Notaire ou avocat : que change la loi du 25 juin 2026 ?

Une cession actions SAS n'obéit plus aux mêmes règles de forme depuis le 27 juin 2026 lorsque la société est à prépondérance immobilière : elle doit alors être constatée par un acte qualifié, à peine de nullité. La loi n° 2026-534 du 25 juin 2026 relative à la lutte contre les fraudes sociales et fiscales, publiée au Journal officiel du 26 juin 2026, a créé un article 1865-1 dans le Code civil (article 68 de la loi, Légifrance).
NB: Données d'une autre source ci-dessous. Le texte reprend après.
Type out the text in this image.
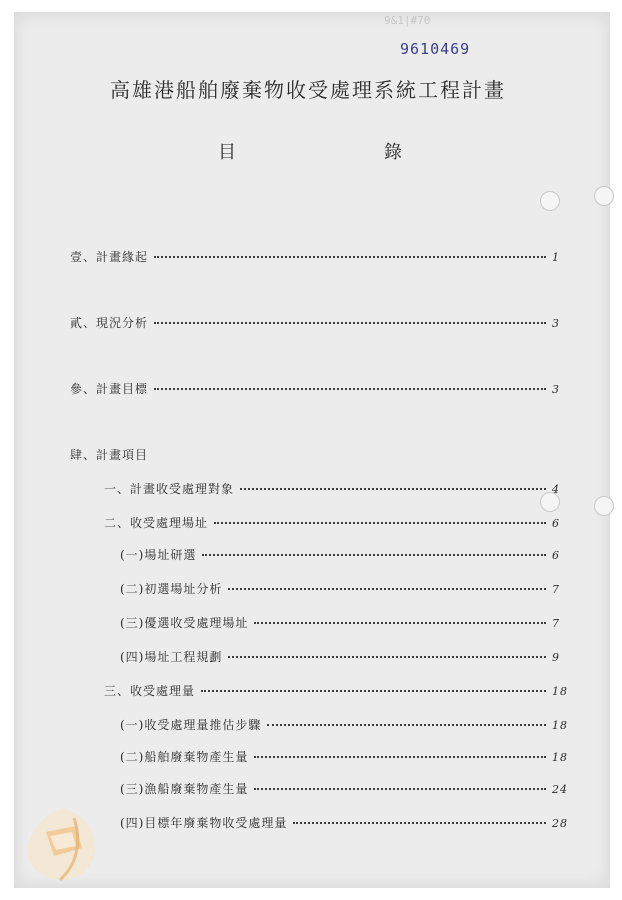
9&1|#70
9610469
高雄港船舶廢棄物收受處理系統工程計畫
目	錄
壹、計畫緣起	1
貳、現況分析	3
參、計畫目標	3
肆、計畫項目
一、計畫收受處理對象	4
二、收受處理場址	6
(一)場址研選	6
(二)初選場址分析	7
(三)優選收受處理場址	7
(四)場址工程規劃	9
三、收受處理量	18
(一)收受處理量推估步驟	18
(二)船舶廢棄物產生量	18
(三)漁船廢棄物產生量	24
(四)目標年廢棄物收受處理量	28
Le texte est explicite. « À peine de nullité, la cession de parts sociales ou d'actions d'une personne morale à prépondérance immobilière, au sens du 2° du I de l'article 726 du code général des impôts, est constatée par » l'un des trois actes suivants : un acte authentique (notaire), un acte contresigné par avocat au sens de l'article 1374 du Code civil, ou un acte sous signature privée rédigé par un expert-comptable, dans les seuls cas où celui-ci est légalement habilité à le rédiger. Le notaire n'est donc pas un passage obligé : l'acte contresigné par avocat est une voie admise au même titre que l'acte authentique.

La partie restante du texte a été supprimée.